For the exact quantification of neutrophils in the same tumor cohort, slides were cut from formalin‐fixed paraffin‐embedded tissue blocks comprising the central tumor area. Immunohistochemistry was performed on a BenchMark XT automated stainer (Ventana, Tucson, AZ) with an antibody directed against myeloperoxidase (Thermo Fisher Scientific, RB‐373‐A) using the ultraVIEW DAB Detection Kit (all reagents from Ventana, Tucson, AZ). Briefly, the tissue sections were deparaffinized with EZ Prep at 75°C and 76°C, heat pretreated in Cell Conditioning 1 (CC1) for antigen retrieval at 76°C–100°C, and then incubated with the primary antibody diluted in antibody diluent 1:100 for 28 min at 37°C after inactivation of the endogenous peroxidase using UV inhibitor for 4 min at 37°C. Antibody binding was detected using DAB as chromogen and counterstained with hematoxylin for 10 min with subsequent bluing in bluing reagent for 10 min. Slides were then dehydrated manually by alcohol washes of increasing concentrations (70%, 96%, 100%) and xylene and coverslipped using Pertex® mounting medium (Histolab, 00801).

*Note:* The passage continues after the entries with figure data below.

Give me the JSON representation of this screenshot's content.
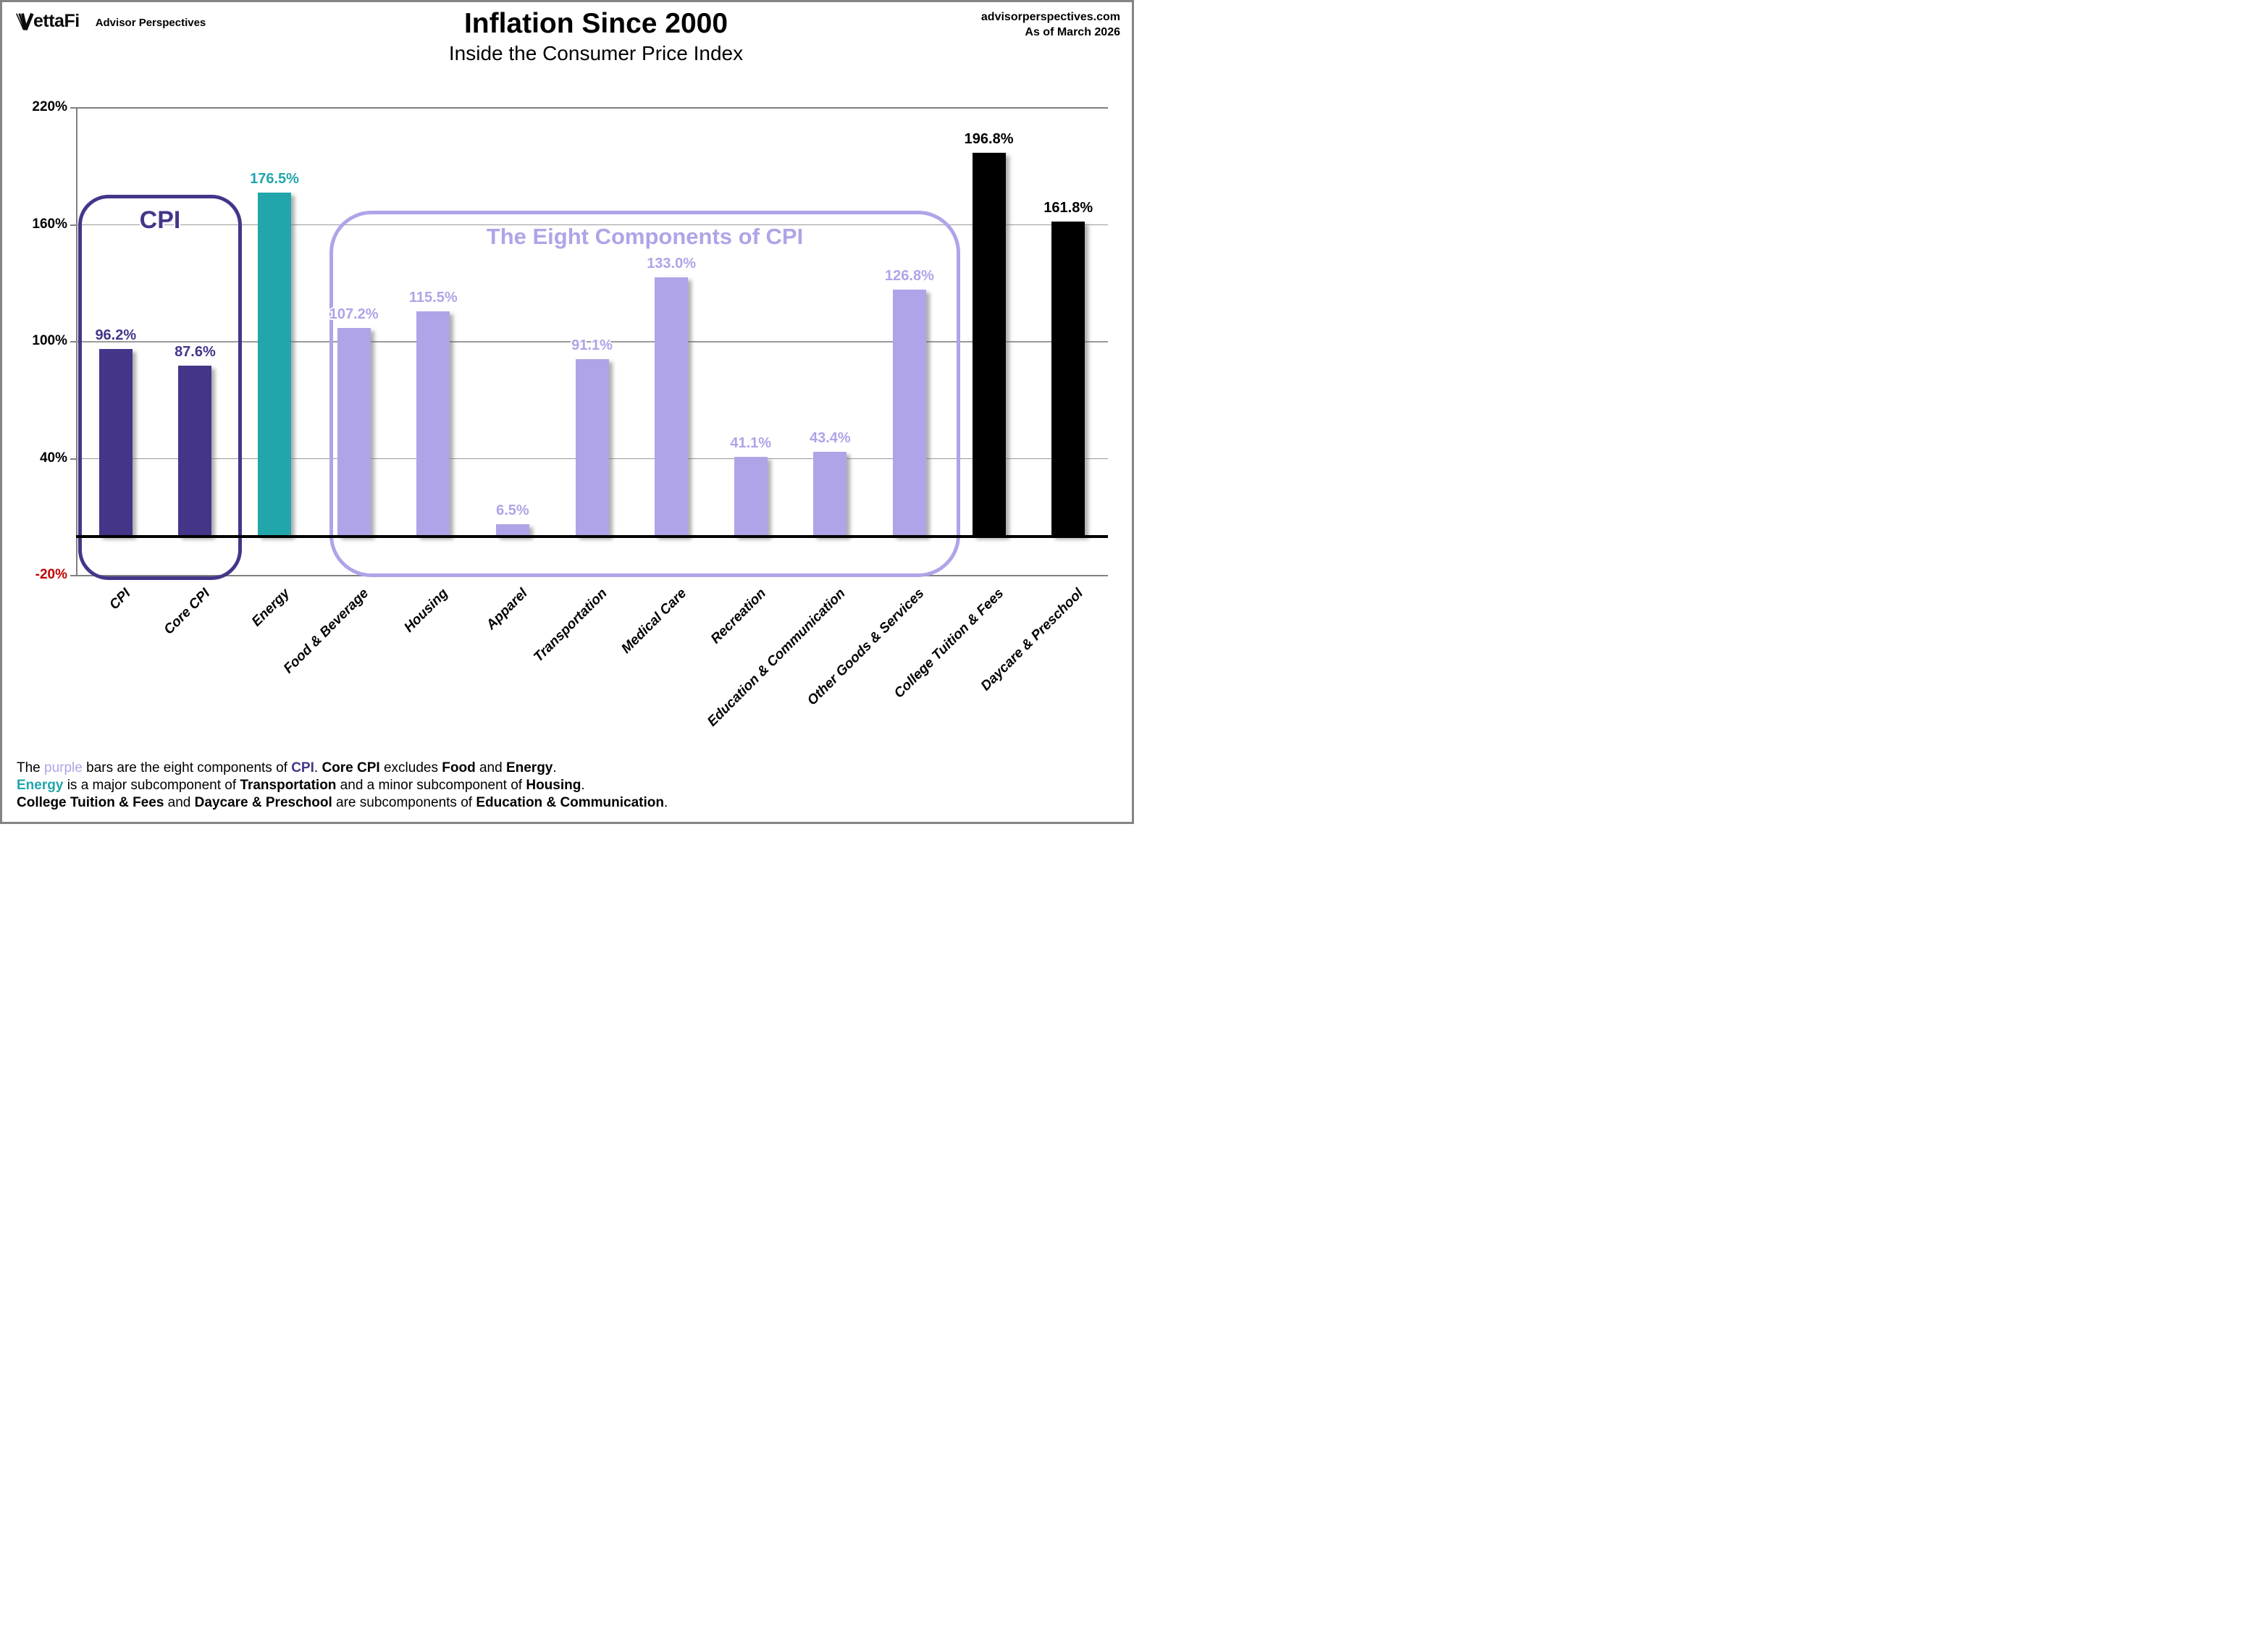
{
  "header": {
    "logo_text": "VettaFi",
    "brand": "Advisor Perspectives",
    "source_line1": "advisorperspectives.com",
    "source_line2": "As of March 2026"
  },
  "title": "Inflation Since 2000",
  "subtitle": "Inside the Consumer Price Index",
  "palette": {
    "dark_purple": "#453589",
    "teal": "#21A6AC",
    "light_purple": "#AFA4E8",
    "black": "#000000",
    "red_negative": "#C00000",
    "grid_gray": "#9a9a9a",
    "axis_gray": "#808080"
  },
  "chart_data": {
    "type": "bar",
    "categories": [
      "CPI",
      "Core CPI",
      "Energy",
      "Food & Beverage",
      "Housing",
      "Apparel",
      "Transportation",
      "Medical Care",
      "Recreation",
      "Education & Communication",
      "Other Goods & Services",
      "College Tuition & Fees",
      "Daycare & Preschool"
    ],
    "values": [
      96.2,
      87.6,
      176.5,
      107.2,
      115.5,
      6.5,
      91.1,
      133.0,
      41.1,
      43.4,
      126.8,
      196.8,
      161.8
    ],
    "value_labels": [
      "96.2%",
      "87.6%",
      "176.5%",
      "107.2%",
      "115.5%",
      "6.5%",
      "91.1%",
      "133.0%",
      "41.1%",
      "43.4%",
      "126.8%",
      "196.8%",
      "161.8%"
    ],
    "bar_groups": [
      "cpi",
      "cpi",
      "energy",
      "component",
      "component",
      "component",
      "component",
      "component",
      "component",
      "component",
      "component",
      "subcomponent_black",
      "subcomponent_black"
    ],
    "group_colors": {
      "cpi": "dark_purple",
      "energy": "teal",
      "component": "light_purple",
      "subcomponent_black": "black"
    },
    "title": "Inflation Since 2000",
    "subtitle": "Inside the Consumer Price Index",
    "xlabel": "",
    "ylabel": "",
    "ylim": [
      -20,
      220
    ],
    "yticks": [
      {
        "label": "220%",
        "value": 220
      },
      {
        "label": "160%",
        "value": 160
      },
      {
        "label": "100%",
        "value": 100
      },
      {
        "label": "40%",
        "value": 40
      },
      {
        "label": "-20%",
        "value": -20
      }
    ],
    "grid": true,
    "legend": false
  },
  "annotations": {
    "cpi_box_label": "CPI",
    "components_box_label": "The Eight Components of CPI"
  },
  "footnotes": [
    {
      "parts": [
        {
          "t": "The "
        },
        {
          "t": "purple",
          "c": "light_purple"
        },
        {
          "t": " bars are the eight components of "
        },
        {
          "t": "CPI",
          "b": true,
          "c": "dark_purple"
        },
        {
          "t": ". "
        },
        {
          "t": "Core CPI",
          "b": true
        },
        {
          "t": " excludes "
        },
        {
          "t": "Food",
          "b": true
        },
        {
          "t": " and "
        },
        {
          "t": "Energy",
          "b": true
        },
        {
          "t": "."
        }
      ]
    },
    {
      "parts": [
        {
          "t": "Energy",
          "b": true,
          "c": "teal"
        },
        {
          "t": " is a major subcomponent of "
        },
        {
          "t": "Transportation",
          "b": true
        },
        {
          "t": " and a minor subcomponent of "
        },
        {
          "t": "Housing",
          "b": true
        },
        {
          "t": "."
        }
      ]
    },
    {
      "parts": [
        {
          "t": "College Tuition & Fees",
          "b": true
        },
        {
          "t": " and "
        },
        {
          "t": "Daycare & Preschool",
          "b": true
        },
        {
          "t": " are subcomponents of "
        },
        {
          "t": "Education & Communication",
          "b": true
        },
        {
          "t": "."
        }
      ]
    }
  ]
}
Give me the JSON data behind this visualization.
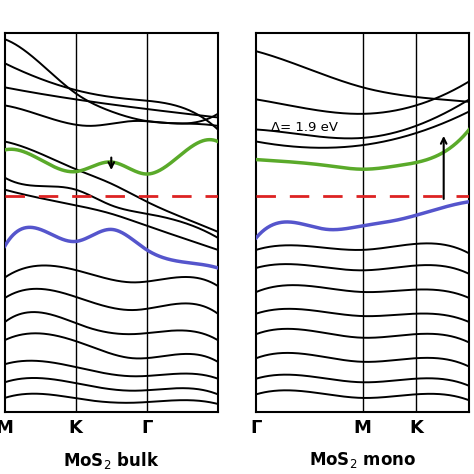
{
  "fig_width": 4.74,
  "fig_height": 4.74,
  "dpi": 100,
  "bg_color": "#ffffff",
  "black": "#000000",
  "green_color": "#5aaa2a",
  "blue_color": "#5555cc",
  "red_dashed_color": "#dd2222",
  "left_label": "MoS$_2$ bulk",
  "right_label": "MoS$_2$ mono",
  "annotation": "Δ= 1.9 eV",
  "lw_band": 1.4,
  "lw_highlight": 2.5,
  "lw_fermi": 2.0,
  "lw_spine": 1.5
}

Stained slides were scanned with a high‐throughput slide scanner (AT2, Leica Microsystems), and tumor areas were annotated by a board‐certified pathologist (WW) using a Wacom Cintiq22HD display (Wacom) on the eSlideManager database (Leica Biosystems). Neutrophils were quantified by counting stained cells in the core tumor region pre‐marked by the pathologist in a blinded manner and normalized to mm².

Analyses of RNA microarray data from the METABRIC breast cancer cohort

For analyses of RNA microarray data of the METABRIC breast cancer cohort (Curtis et al, 2012), CBioportal was employed (Gao et al, 2013). The subcohort of patients with documented tumor stage and available RNA microarray data was used (n = 1,466), and follow‐up was cut to 120 months. RNA co‐expression analyses were done utilizing Spearman and Pearson algorithms. Survival analyses were performed in subgroups of different tumor stages with the Cox proportional hazard model, and target gene expression z‐values of ≥ 2.0 were used as strata.

Statistics

Data analysis was performed using the statistical software package (SigmaStat for Windows; Jandel Scientific). Unpaired Student’s t‐tests (2 groups) or one‐way ANOVA test followed by multiple post hoc tests with Tukey’s correction (> 2 groups) was used for the estimation of stochastic probability in intergroup comparisons. Data are presented as mean ± SEM. P‐values <0.05 were considered significant.

Author contributions

BU and CAR conceived the study and wrote the manuscript. BU, LM, JD, RH, BS, FH, JS, CB, LP, RP, and KS performed experiments and data analysis. WW, MS, KL, and CAR contributed to data analysis. MC, CS, MM, EG, PS, JH, SMK, WW, MS, KL, and FK contributed to the writing of the manuscript.

Conflict of interest

The authors declare that they have no conflict of interest.

For more information.

• https://www.femtelle.de

Supporting information

Appendix

Expanded View Figures PDF

Review Process File

EMBO Mol Med (2021) 13: e13110.

Data availability

This study includes no data deposited in external repositories.